Success with the chicken stuffed chicken wrapped in chicken skin. Now just have to figure out what to serve with it.
Question: What do I do when I’m snowed in?
Answer: Debone a whole chicken and reconstruct it into pretty chicken roulades.
This is one of the craziest things I’ve ever done with food. Apparently its a very classically french dish. Its also part of the dish that I won a bronze medal for in a prior food competition. I planned on doing it as part of a midterm that was supposed to happen on Monday, but that didn’t really end up happening because of the snow. There is though something beautiful in using the entire chicken (not wasting a single bit) to make this dish.
The first step is deboning the chicken. Not to brag or anything but I can butcher a whole chicken down to five pieces (carcass, two breasts, and leg/thigh quarters) in 3 minutes flat. Still trying to tighten up that time because that is the easy part. The carcass (with the wings still attached) can be used to make a quick chicken stock. The breasts should be pounded down using a mallet and a piece of saran wrap to about 1/2″ thick; the tenderloin part of the breast can be cut off and reserved for the forcemeat. The tricky part of this step is deboning the leg/thigh quarters. There are lots of suggestions for how to do this best — I have a video of one of my chefs demoing this. Maybe with his permission, I’ll post it. The skin from both the breasts and leg/thigh quarters should be saved to wrap the roulades.
The second step is making the forcemeat or as some call it chicken mousse (yum…) which is made from the deboned leg/thigh meat and breast tenderloin. To this I add two tablespoons of my spice rub (simple mix of 1 tbsp salt, 1 tbsp ground black pepper, 1 tsp onion powder, 1 tsp garlic powder, 1/2 tsp sage, 1 tsp thyme — goes great with most things since its pretty neutral). Add the meat and the spice rub into a food processor and grind meat. Should look something like the ground meat you’d buy in a store. Then while the food processor is on, slowly add cream. I’m terrible with measurements but have discovered that three seconds of steady pouring is the perfect amount. This will make this beautiful, creamy, chicken mousse.
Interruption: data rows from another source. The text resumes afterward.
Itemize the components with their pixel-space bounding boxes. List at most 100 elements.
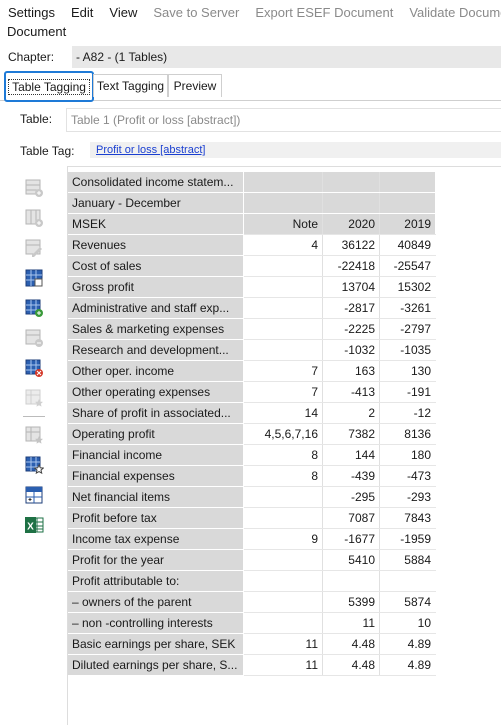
year-2019-cell[interactable]: [379, 570, 436, 592]
table-tag-link[interactable]: Profit or loss [abstract]: [96, 144, 205, 156]
note-cell[interactable]: [243, 339, 323, 361]
row-label-cell[interactable]: – non -controlling interests: [68, 612, 244, 634]
year-2019-cell[interactable]: 8136: [379, 423, 436, 445]
year-2019-cell[interactable]: 180: [379, 444, 436, 466]
tab-text-tagging[interactable]: Text Tagging: [93, 74, 168, 97]
year-2019-cell[interactable]: 4.89: [379, 633, 436, 655]
year-2020-cell[interactable]: [322, 172, 380, 193]
note-cell[interactable]: 8: [243, 444, 323, 466]
year-2020-cell[interactable]: 2020: [322, 213, 380, 235]
note-cell[interactable]: 11: [243, 633, 323, 655]
menu-validate-document[interactable]: Validate Document: [401, 5, 501, 20]
year-2019-cell[interactable]: -473: [379, 465, 436, 487]
year-2019-cell[interactable]: 130: [379, 360, 436, 382]
note-cell[interactable]: [243, 297, 323, 319]
note-cell[interactable]: 11: [243, 654, 323, 676]
row-label-cell[interactable]: Consolidated income statem...: [68, 172, 244, 193]
menu-export-esef-document[interactable]: Export ESEF Document: [247, 5, 401, 20]
year-2020-cell[interactable]: -2817: [322, 297, 380, 319]
year-2019-cell[interactable]: -12: [379, 402, 436, 424]
chapter-select[interactable]: - A82 - (1 Tables): [72, 46, 501, 68]
remove-row-icon[interactable]: [22, 326, 46, 350]
year-2020-cell[interactable]: 2: [322, 402, 380, 424]
row-label-cell[interactable]: Sales & marketing expenses: [68, 318, 244, 340]
note-cell[interactable]: 9: [243, 528, 323, 550]
note-cell[interactable]: [243, 276, 323, 298]
year-2019-cell[interactable]: 15302: [379, 276, 436, 298]
year-2020-cell[interactable]: 4.48: [322, 633, 380, 655]
year-2020-cell[interactable]: -2225: [322, 318, 380, 340]
year-2019-cell[interactable]: -1035: [379, 339, 436, 361]
year-2019-cell[interactable]: -3261: [379, 297, 436, 319]
table-settings-icon[interactable]: [22, 453, 46, 477]
row-label-cell[interactable]: Income tax expense: [68, 528, 244, 550]
menu-view[interactable]: View: [101, 5, 145, 20]
year-2019-cell[interactable]: 5874: [379, 591, 436, 613]
year-2019-cell[interactable]: 4.89: [379, 654, 436, 676]
row-label-cell[interactable]: Diluted earnings per share, S...: [68, 654, 244, 676]
row-label-cell[interactable]: Gross profit: [68, 276, 244, 298]
year-2020-cell[interactable]: -439: [322, 465, 380, 487]
year-2019-cell[interactable]: 5884: [379, 549, 436, 571]
row-label-cell[interactable]: Administrative and staff exp...: [68, 297, 244, 319]
year-2020-cell[interactable]: 163: [322, 360, 380, 382]
row-label-cell[interactable]: Other oper. income: [68, 360, 244, 382]
year-2019-cell[interactable]: [379, 172, 436, 193]
year-2019-cell[interactable]: -2797: [379, 318, 436, 340]
year-2020-cell[interactable]: 5399: [322, 591, 380, 613]
table-select[interactable]: Table 1 (Profit or loss [abstract]): [66, 108, 501, 132]
row-label-cell[interactable]: Revenues: [68, 234, 244, 256]
row-label-cell[interactable]: Financial income: [68, 444, 244, 466]
note-cell[interactable]: 7: [243, 360, 323, 382]
note-cell[interactable]: [243, 507, 323, 529]
note-cell[interactable]: [243, 612, 323, 634]
note-cell[interactable]: [243, 486, 323, 508]
row-label-cell[interactable]: Profit before tax: [68, 507, 244, 529]
add-column-icon[interactable]: [22, 296, 46, 320]
year-2019-cell[interactable]: 2019: [379, 213, 436, 235]
add-row-icon[interactable]: [22, 176, 46, 200]
note-cell[interactable]: [243, 591, 323, 613]
menu-edit[interactable]: Edit: [63, 5, 101, 20]
note-cell[interactable]: [243, 192, 323, 214]
year-2019-cell[interactable]: -191: [379, 381, 436, 403]
year-2020-cell[interactable]: [322, 192, 380, 214]
year-2020-cell[interactable]: 7382: [322, 423, 380, 445]
row-label-cell[interactable]: Basic earnings per share, SEK: [68, 633, 244, 655]
year-2020-cell[interactable]: -22418: [322, 255, 380, 277]
table-properties-icon[interactable]: [22, 483, 46, 507]
note-cell[interactable]: 7: [243, 381, 323, 403]
tag-icon[interactable]: [22, 386, 46, 410]
year-2020-cell[interactable]: -295: [322, 486, 380, 508]
note-cell[interactable]: [243, 318, 323, 340]
year-2019-cell[interactable]: 10: [379, 612, 436, 634]
menu-save-to-server[interactable]: Save to Server: [145, 5, 247, 20]
year-2019-cell[interactable]: 7843: [379, 507, 436, 529]
tab-table-tagging[interactable]: Table Tagging: [4, 71, 94, 102]
table-grid-icon[interactable]: [22, 266, 46, 290]
row-label-cell[interactable]: Operating profit: [68, 423, 244, 445]
row-label-cell[interactable]: Research and development...: [68, 339, 244, 361]
untag-icon[interactable]: [22, 423, 46, 447]
year-2020-cell[interactable]: -1032: [322, 339, 380, 361]
row-label-cell[interactable]: January - December: [68, 192, 244, 214]
row-label-cell[interactable]: – owners of the parent: [68, 591, 244, 613]
note-cell[interactable]: [243, 172, 323, 193]
year-2020-cell[interactable]: -1677: [322, 528, 380, 550]
year-2020-cell[interactable]: -413: [322, 381, 380, 403]
menu-settings[interactable]: Settings: [0, 5, 63, 20]
year-2019-cell[interactable]: -25547: [379, 255, 436, 277]
year-2020-cell[interactable]: 13704: [322, 276, 380, 298]
note-cell[interactable]: [243, 570, 323, 592]
delete-icon[interactable]: [22, 356, 46, 380]
year-2019-cell[interactable]: [379, 192, 436, 214]
year-2019-cell[interactable]: -293: [379, 486, 436, 508]
row-label-cell[interactable]: Net financial items: [68, 486, 244, 508]
year-2020-cell[interactable]: [322, 570, 380, 592]
tab-preview[interactable]: Preview: [168, 74, 222, 97]
year-2020-cell[interactable]: 5410: [322, 549, 380, 571]
row-label-cell[interactable]: Financial expenses: [68, 465, 244, 487]
note-cell[interactable]: 4,5,6,7,16: [243, 423, 323, 445]
insert-row-icon[interactable]: [22, 206, 46, 230]
edit-row-icon[interactable]: [22, 236, 46, 260]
Lay down each chicken breast on a piece of saran wrap. Now take some spice rub and sprinkle on the chicken breasts. Spoon enough of the forcemeat onto each chicken breast and roll the chicken breast around this using the saran wrap to help keep a circular shape. A useful tip is to roll each end of the saran wrap in opposite directions. This produces nice tight rolls. Let these sit in the refrigerator to chill for a bit. This is the perfect time to make the chicken stock!
When ready to cook, unwrap the saran wrap, the chicken roulades should have retained their shape. Wrap the roulades in the chicken skin and place on a roasting rack. Roast at 375F for about 25 minutes. Pull when temperature reads at least 155F. At this point, a little butter can be painted onto the skin to get it to brown. Broil the chicken at 450F for only a minute or two and then remove from heat and cover to let meat rest.
I’m still trying to figure out ways to tighten up this dish, my fellow competitor uses a sage leave to give the dish a little more color. I’m thinking though maybe of adding spinach or maybe cheese?